In today’s gospel, Jesus tells of a widow—a marginalized, penniless widow—
Who comes day after day to the judge, demanding what? 
Demanding justice. Demanding that the judge do right by her. 
In a situation that is unjust. Unfair. In a situation where she is 
Disadvantaged. In a situation where she has less than enough. 
A widow who has absolutely no standing in society,

And we can think of many today who our society pushes to the margins
 Who might be people in our community who play the part of the widow today?
  - Homeless / Poverty / Sex Workers / Those of marginalized gender identities
  - People from other cultures / indigenous people / disable folks
  - etc.

People who, like the widow, come back day in and day out to 
Beg for justice. To beg for mercy. To beg—against the odds—to be seen
And treated with respect. As beloved children of God. 
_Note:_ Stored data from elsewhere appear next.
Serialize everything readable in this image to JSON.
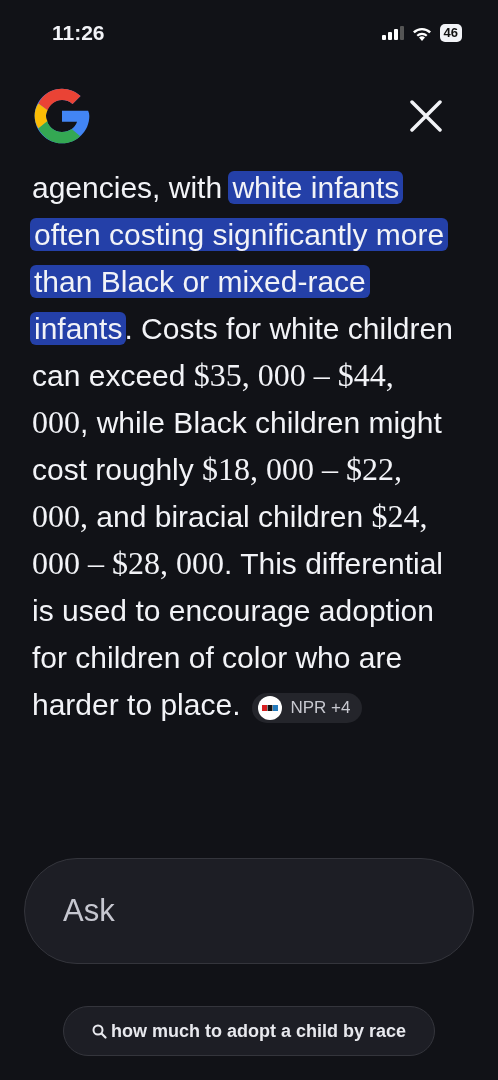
{
  "status_bar": {
    "time": "11:26",
    "battery": "46"
  },
  "answer": {
    "segments": [
      {
        "kind": "text",
        "text": "agencies, with "
      },
      {
        "kind": "highlight",
        "text": "white infants often costing significantly more than Black or mixed-race infants"
      },
      {
        "kind": "text",
        "text": ". Costs for white children can exceed "
      },
      {
        "kind": "math",
        "text": "$35, 000 – $44, 000"
      },
      {
        "kind": "text",
        "text": ", while Black children might cost roughly "
      },
      {
        "kind": "math",
        "text": "$18, 000 – $22, 000,"
      },
      {
        "kind": "text",
        "text": " and biracial children "
      },
      {
        "kind": "math",
        "text": "$24, 000 – $28, 000"
      },
      {
        "kind": "text",
        "text": ". This differential is used to encourage adoption for children of color who are harder to place."
      }
    ],
    "source_chip": "NPR +4"
  },
  "ask_field": {
    "placeholder": "Ask"
  },
  "suggestion": "how much to adopt a child by race"
}
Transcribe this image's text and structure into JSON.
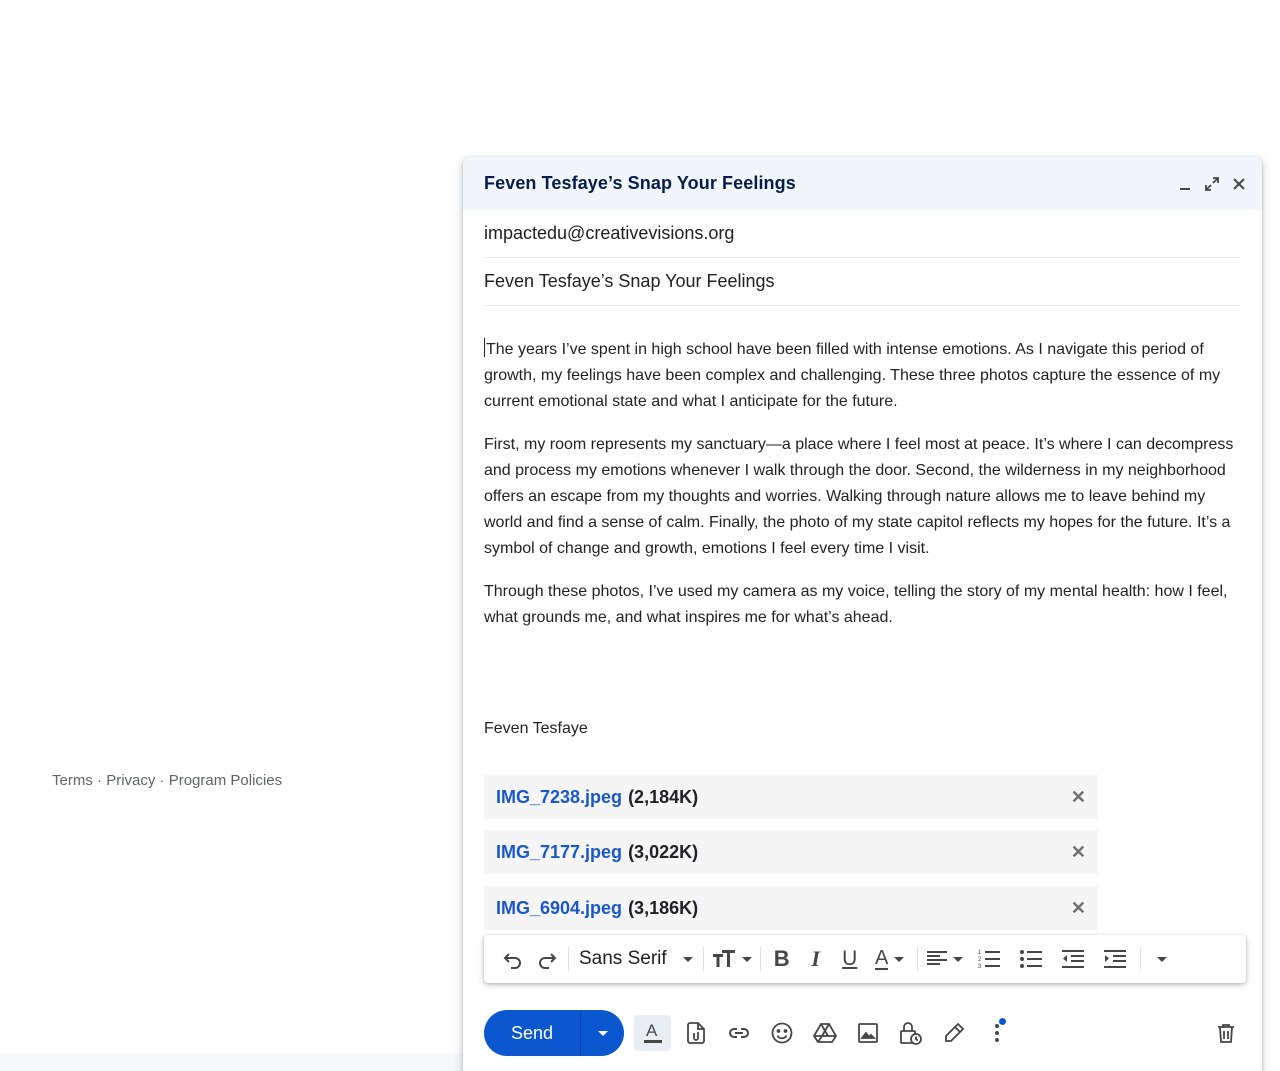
{
  "footer": {
    "terms": "Terms",
    "privacy": "Privacy",
    "program_policies": "Program Policies",
    "separator": " · "
  },
  "compose": {
    "title": "Feven Tesfaye’s Snap Your Feelings",
    "to": "impactedu@creativevisions.org",
    "subject": "Feven Tesfaye’s Snap Your Feelings",
    "paragraphs": [
      "The years I’ve spent in high school have been filled with intense emotions. As I navigate this period of growth, my feelings have been complex and challenging. These three photos capture the essence of my current emotional state and what I anticipate for the future.",
      "First, my room represents my sanctuary—a place where I feel most at peace. It’s where I can decompress and process my emotions whenever I walk through the door. Second, the wilderness in my neighborhood offers an escape from my thoughts and worries. Walking through nature allows me to leave behind my world and find a sense of calm. Finally, the photo of my state capitol reflects my hopes for the future. It’s a symbol of change and growth, emotions I feel every time I visit.",
      "Through these photos, I’ve used my camera as my voice, telling the story of my mental health: how I feel, what grounds me, and what inspires me for what’s ahead."
    ],
    "signature": "Feven Tesfaye",
    "attachments": [
      {
        "name": "IMG_7238.jpeg",
        "size": "(2,184K)"
      },
      {
        "name": "IMG_7177.jpeg",
        "size": "(3,022K)"
      },
      {
        "name": "IMG_6904.jpeg",
        "size": "(3,186K)"
      }
    ],
    "formatting": {
      "font": "Sans Serif"
    },
    "send_label": "Send",
    "icons": {
      "header": [
        "minimize-icon",
        "expand-icon",
        "close-icon"
      ],
      "format_bar": [
        "undo-icon",
        "redo-icon",
        "text-size-icon",
        "bold-icon",
        "italic-icon",
        "underline-icon",
        "text-color-icon",
        "align-icon",
        "numbered-list-icon",
        "bulleted-list-icon",
        "indent-less-icon",
        "indent-more-icon",
        "more-formatting-icon"
      ],
      "bottom_bar": [
        "formatting-options-icon",
        "attach-file-icon",
        "insert-link-icon",
        "emoji-icon",
        "drive-icon",
        "insert-photo-icon",
        "confidential-mode-icon",
        "signature-icon",
        "more-options-icon",
        "discard-draft-icon"
      ]
    },
    "colors": {
      "accent": "#0b57d0",
      "header_bg": "#f2f6fc",
      "attachment_link": "#1a57c8"
    }
  }
}
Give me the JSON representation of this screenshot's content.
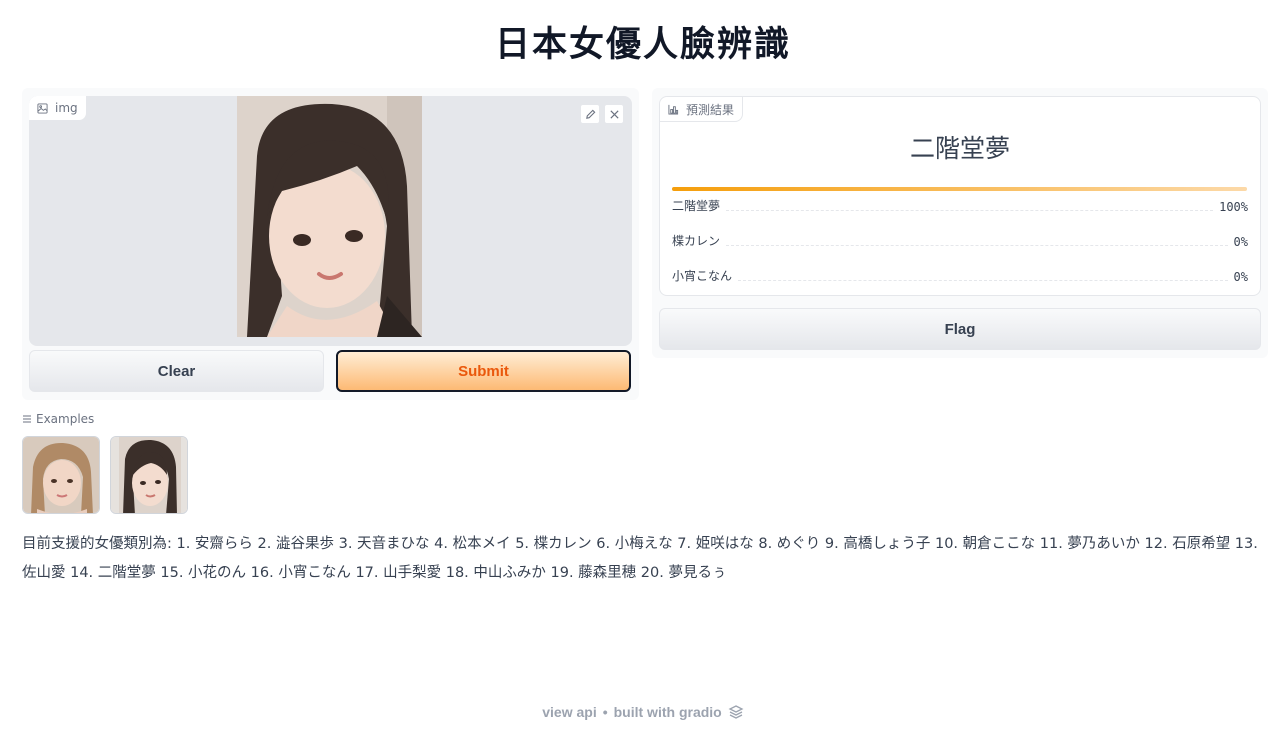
{
  "title": "日本女優人臉辨識",
  "input": {
    "label": "img",
    "icon": "image-icon",
    "tools": [
      "edit-icon",
      "close-icon"
    ]
  },
  "buttons": {
    "clear": "Clear",
    "submit": "Submit",
    "flag": "Flag"
  },
  "output": {
    "label": "預測結果",
    "icon": "bar-chart-icon",
    "top_label": "二階堂夢",
    "confidences": [
      {
        "label": "二階堂夢",
        "value": "100%",
        "fraction": 1.0
      },
      {
        "label": "楪カレン",
        "value": "0%",
        "fraction": 0.0
      },
      {
        "label": "小宵こなん",
        "value": "0%",
        "fraction": 0.0
      }
    ]
  },
  "examples": {
    "label": "Examples",
    "icon": "list-icon",
    "count": 2
  },
  "supported_text": "目前支援的女優類別為: 1. 安齋らら 2. 澁谷果歩 3. 天音まひな 4. 松本メイ 5. 楪カレン 6. 小梅えな 7. 姫咲はな 8. めぐり 9. 高橋しょう子 10. 朝倉ここな 11. 夢乃あいか 12. 石原希望 13. 佐山愛 14. 二階堂夢 15. 小花のん 16. 小宵こなん 17. 山手梨愛 18. 中山ふみか 19. 藤森里穂 20. 夢見るぅ",
  "footer": {
    "view_api": "view api",
    "separator": "•",
    "built_with": "built with gradio",
    "icon": "gradio-logo-icon"
  },
  "colors": {
    "accent": "#f59e0b",
    "submit_text": "#ea580c"
  }
}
And  this widow comes to the judge
seemingly without any corroborating witnesses
But who knows the truth. Who knows what justice looks like.
With no formal education, but a sense of what is good and right.

And so she comes back. Day after day. Week after week. 
Until finally the unjust judge relents. 

Are we saying that God is like this unjust judge? No. Absolutely not. 
This  is another example of Jesus setting up a story to say
“If this terrible person eventually gets it, just think about how the 
God who created you in and for love will respond.”

God is a God of justice. God is a God of compassion. 
God created you, created each of us in and for love. 

And we come together to worship and pray to a God 
Who hears our prayers, 
A God who—in Jesus—shows us how to pray
For daily provision, 
For justice, peace, and freedom
For strength, and for forgiveness
For hope in hard times
And a love that sustains us all

When we pray, we admit that we depend 
Not on our own understanding, but on 
God-breathed wisdom, the whisper of holiness
The whisper of truth. 

That even as we seek to make sense of it all,
Our prayer is an act of vulnerable trust, 
Rooted in our collective memory that 
God has provided for us in the past. 
That God is providing for us in the present.
And that—even though we can’t always explain it—
God will provide all that we need 
to be sustained in faith, to be sustained in life,
To be sustained in the work of this community
To bear witness to the abiding presence 
Of God’s love for all of Creation

God will provide all that we need 
to be sustained in our work—the pursuit of 
Justice—that all might have enough
In this world, and the life that is to come.

So let us pray,  my friends. Let us pray fervently and with expectation
That  God hears our prayers.  All of them. And may we embrace the silence
That we may listen, hear, adore the God who created all things, 
That we might faithfully respond to God
And neighbour this day, and in the days ahead.